Ask SheCanCode Anything

ARTICLE SUMMARY

Today, we’re taking a look at how to start a ‘women in tech’ group in the workplace and the benefits such groups can bring.

To help us answer these questions is coach, Fiona Hatton.

As a coach, Fiona supports women to live a happier life: through prioritising their wellbeing, doing more of what they love, and focusing on what really matters to them. She has worked with women who’ve gone on to change career, leave a toxic workplace, and make big life decisions about where (and how) they want to live. 

Join the Yoco Studio community for free resources, useful tips and offers. Find out more about her coaching and yoga packages at http://www.yoco.studio.
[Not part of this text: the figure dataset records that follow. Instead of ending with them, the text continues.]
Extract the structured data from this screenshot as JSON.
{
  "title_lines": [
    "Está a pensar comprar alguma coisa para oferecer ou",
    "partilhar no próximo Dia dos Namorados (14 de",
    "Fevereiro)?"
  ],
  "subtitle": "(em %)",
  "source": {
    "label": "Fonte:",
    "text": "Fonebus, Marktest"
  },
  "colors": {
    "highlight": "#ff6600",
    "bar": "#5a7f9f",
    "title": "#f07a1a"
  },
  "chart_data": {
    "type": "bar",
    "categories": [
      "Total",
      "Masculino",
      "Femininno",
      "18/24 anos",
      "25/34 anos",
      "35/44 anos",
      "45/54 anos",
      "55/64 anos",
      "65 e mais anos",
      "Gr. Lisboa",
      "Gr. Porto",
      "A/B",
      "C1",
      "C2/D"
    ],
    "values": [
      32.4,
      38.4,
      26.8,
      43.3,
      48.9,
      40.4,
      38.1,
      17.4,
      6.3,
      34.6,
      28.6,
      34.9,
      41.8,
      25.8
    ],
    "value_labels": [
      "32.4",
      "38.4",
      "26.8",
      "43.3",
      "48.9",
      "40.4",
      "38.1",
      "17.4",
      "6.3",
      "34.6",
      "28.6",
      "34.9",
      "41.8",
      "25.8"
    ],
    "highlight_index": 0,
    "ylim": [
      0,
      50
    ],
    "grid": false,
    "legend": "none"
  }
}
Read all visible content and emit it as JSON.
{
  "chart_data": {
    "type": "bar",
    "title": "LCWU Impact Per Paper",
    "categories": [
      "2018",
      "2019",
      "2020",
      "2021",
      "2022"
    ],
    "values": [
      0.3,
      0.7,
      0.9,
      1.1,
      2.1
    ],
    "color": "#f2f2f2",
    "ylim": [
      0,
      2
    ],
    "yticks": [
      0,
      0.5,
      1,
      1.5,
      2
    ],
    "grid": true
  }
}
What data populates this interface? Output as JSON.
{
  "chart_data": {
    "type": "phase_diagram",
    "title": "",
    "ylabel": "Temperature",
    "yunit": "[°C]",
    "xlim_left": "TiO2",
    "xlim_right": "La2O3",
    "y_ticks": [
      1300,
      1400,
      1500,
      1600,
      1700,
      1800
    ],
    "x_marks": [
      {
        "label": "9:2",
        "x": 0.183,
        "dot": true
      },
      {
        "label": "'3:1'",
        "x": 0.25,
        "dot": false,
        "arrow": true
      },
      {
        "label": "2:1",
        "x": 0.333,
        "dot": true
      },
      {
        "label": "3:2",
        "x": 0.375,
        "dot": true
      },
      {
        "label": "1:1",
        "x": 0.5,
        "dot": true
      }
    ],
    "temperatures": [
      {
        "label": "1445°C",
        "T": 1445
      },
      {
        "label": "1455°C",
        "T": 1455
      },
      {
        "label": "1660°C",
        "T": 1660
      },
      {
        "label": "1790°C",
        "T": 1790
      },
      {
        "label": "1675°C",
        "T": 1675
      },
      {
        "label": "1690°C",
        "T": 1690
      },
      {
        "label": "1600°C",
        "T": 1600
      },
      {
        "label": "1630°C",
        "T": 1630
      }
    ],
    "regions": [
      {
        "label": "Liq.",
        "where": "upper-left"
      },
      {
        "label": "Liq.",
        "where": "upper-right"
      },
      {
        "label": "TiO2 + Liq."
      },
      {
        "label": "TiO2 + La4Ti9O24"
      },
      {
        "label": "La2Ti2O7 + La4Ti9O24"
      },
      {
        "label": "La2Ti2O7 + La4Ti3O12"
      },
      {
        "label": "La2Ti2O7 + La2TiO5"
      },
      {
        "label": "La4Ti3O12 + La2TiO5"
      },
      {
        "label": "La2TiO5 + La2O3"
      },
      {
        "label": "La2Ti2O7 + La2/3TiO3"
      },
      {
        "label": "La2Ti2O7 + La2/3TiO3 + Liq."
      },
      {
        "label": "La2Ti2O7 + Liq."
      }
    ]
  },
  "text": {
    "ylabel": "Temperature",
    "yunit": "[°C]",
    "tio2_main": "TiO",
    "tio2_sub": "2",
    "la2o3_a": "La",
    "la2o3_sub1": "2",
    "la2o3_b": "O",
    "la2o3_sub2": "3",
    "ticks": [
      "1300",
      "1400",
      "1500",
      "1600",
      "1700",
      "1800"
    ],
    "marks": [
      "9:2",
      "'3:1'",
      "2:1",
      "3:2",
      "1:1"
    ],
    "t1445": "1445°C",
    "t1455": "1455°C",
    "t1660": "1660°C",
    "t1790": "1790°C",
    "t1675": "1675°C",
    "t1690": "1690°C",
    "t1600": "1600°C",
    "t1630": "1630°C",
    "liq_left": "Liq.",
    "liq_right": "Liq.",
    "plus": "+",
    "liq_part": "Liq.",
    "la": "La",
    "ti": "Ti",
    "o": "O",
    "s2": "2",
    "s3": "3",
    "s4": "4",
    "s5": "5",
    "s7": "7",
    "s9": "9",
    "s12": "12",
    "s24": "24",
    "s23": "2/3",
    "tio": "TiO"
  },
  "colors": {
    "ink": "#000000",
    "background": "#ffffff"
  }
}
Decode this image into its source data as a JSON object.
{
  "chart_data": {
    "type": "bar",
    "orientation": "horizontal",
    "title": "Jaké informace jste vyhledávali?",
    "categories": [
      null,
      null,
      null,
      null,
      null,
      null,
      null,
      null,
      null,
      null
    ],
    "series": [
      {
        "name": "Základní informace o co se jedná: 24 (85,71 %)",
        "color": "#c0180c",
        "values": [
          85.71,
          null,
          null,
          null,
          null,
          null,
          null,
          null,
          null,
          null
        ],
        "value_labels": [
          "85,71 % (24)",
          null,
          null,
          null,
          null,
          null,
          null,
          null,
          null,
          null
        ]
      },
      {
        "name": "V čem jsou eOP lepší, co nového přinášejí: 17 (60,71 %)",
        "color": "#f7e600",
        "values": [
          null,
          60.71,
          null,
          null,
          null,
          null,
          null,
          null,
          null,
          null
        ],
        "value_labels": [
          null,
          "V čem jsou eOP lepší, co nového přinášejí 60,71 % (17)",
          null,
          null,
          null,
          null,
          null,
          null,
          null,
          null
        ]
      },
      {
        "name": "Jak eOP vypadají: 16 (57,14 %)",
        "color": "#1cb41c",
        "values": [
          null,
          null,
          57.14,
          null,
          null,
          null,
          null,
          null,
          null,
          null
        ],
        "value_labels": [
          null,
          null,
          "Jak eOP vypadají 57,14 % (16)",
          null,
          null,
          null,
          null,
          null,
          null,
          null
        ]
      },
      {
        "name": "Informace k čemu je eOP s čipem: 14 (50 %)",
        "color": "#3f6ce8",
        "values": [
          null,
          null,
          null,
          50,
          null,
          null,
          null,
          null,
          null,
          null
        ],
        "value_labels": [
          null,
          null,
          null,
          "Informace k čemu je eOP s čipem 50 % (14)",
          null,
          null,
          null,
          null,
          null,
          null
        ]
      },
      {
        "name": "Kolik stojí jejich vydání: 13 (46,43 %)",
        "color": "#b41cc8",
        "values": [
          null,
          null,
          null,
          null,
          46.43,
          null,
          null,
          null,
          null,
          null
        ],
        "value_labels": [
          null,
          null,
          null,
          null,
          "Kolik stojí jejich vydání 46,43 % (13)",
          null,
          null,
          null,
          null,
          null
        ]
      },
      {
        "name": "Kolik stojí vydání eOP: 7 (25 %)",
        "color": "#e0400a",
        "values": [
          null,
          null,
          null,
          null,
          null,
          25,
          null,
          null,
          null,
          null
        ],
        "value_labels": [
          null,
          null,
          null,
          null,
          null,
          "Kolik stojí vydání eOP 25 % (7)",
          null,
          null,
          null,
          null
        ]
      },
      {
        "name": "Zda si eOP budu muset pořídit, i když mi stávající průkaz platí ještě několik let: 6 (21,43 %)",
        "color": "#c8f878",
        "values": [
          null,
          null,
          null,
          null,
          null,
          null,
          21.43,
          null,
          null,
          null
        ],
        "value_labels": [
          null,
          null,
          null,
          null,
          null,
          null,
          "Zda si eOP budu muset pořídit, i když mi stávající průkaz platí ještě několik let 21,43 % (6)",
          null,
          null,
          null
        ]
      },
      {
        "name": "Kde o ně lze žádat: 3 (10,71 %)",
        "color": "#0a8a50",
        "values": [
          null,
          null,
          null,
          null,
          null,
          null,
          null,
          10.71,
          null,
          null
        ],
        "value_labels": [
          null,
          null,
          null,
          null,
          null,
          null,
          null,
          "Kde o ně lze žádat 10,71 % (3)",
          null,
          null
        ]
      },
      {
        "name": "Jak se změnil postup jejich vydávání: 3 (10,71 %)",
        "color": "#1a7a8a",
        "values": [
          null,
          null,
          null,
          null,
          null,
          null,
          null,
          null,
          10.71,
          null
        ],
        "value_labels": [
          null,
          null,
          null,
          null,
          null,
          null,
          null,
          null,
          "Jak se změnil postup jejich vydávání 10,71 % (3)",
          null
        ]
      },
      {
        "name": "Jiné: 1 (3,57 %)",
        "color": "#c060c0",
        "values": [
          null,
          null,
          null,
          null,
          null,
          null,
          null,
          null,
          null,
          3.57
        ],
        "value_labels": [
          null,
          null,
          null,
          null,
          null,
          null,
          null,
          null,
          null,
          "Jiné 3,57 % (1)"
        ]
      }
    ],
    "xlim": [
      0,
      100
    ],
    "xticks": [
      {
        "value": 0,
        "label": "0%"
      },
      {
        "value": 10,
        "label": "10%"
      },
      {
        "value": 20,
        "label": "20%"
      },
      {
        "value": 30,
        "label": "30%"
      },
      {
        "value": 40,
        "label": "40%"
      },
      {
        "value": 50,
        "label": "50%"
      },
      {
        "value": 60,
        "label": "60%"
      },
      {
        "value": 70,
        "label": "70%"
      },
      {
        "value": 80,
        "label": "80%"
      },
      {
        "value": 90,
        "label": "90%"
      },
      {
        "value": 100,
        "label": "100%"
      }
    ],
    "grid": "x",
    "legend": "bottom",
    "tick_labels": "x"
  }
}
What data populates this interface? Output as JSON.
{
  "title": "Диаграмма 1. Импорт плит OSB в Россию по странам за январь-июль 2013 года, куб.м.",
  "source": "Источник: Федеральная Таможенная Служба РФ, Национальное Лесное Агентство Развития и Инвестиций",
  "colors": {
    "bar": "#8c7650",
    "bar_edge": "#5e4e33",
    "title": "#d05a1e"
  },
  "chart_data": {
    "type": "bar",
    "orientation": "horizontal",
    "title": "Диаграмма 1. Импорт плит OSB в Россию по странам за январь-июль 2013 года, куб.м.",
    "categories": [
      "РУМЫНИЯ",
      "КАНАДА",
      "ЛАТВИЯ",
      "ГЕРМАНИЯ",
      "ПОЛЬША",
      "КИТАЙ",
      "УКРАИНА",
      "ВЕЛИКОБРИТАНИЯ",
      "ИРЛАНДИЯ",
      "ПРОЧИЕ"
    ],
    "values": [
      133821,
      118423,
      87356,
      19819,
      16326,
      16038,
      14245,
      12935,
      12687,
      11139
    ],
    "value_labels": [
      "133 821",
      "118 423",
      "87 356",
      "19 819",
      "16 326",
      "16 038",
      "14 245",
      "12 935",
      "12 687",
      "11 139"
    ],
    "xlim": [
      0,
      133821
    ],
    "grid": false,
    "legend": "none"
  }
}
If you have any questions for us – whether it be about work relationships, gaining confidence, or taking the leap into tech – you can ask us anything.

Hi,

Myself and a colleague are looking to start a Women in Tech group in our workplace.

We have not started one before but are still very passionate about the topic. What would you recommend in terms of structuring the group and setting a purpose?

Thanks,

New Networker


Hello New Networker,

How exciting! You’re so right to think of purpose and structure – by being focused you can help potential members know whether they want to join and you can make sure you’re not stretching yourself too thinly trying to cover everything.

I have a few questions to help you think about what you’d like to achieve through the group.

Who will be joining?

When you know more about future members, your group’s purpose will become clearer too. For example, if your members are likely to be women already working in tech careers, your group could have a very different focus to a network run for women wanting to make a career change. 

Once you know who will be joining, ask them what they want from a group. This way you’ll be promoting your group and understanding what will encourage your future members to join.

What’s missing in your organisation?

Filling a gap will mean that you’re not competing against other groups and that you’re providing something that’s not already available. Take a look at what’s already on offer in your organisation, and perhaps think about what’s been useful for you in other places you’ve worked. 

What shape will the group take?

Ideally, how often will you meet? What format will the meetings take? Circle back to your purpose to work out what would be most useful. For example, regular external speakers could be a great way to inspire your members (if inspiration is what you’re all about) or a book club or skills swap could help to boost learning. 

And speak to your future members again. They’ll be giving up their time to come to your group – what would they like to get from it?

Once you’ve decided on a structure and format, take a look at the resources you currently have. Is what you’ve settled on realistic? What extra support do you need, and where could you get it?

How will you promote your group?

When you know who your members will be, this job is a whole lot easier. Think carefully about where they get their information, what sort of language they’ll respond to, and the kind of activities that will make them want to try out your group.

Consider how you’ll keep them coming back and encourage new people to join as your group gets established.

How will you know your group is a success?

Although the number of people coming to your group is a useful measure, there are other ways to check that you’re on the right track. This is where knowing your purpose is helpful. Whether you’re there to support professional development, sharing knowledge, or build a sense of community – how can you tell that what you’re doing is working? 

If you discover that what you’re doing isn’t producing the outcome you imagined, don’t despair. This is a great opportunity to try a different approach, or even rethink your purpose. Learning what works and what could be done differently is so valuable.

You’re already starting off in a great position – thinking about purpose will absolutely help you to put together something really amazing. I’d love to hear how you get on!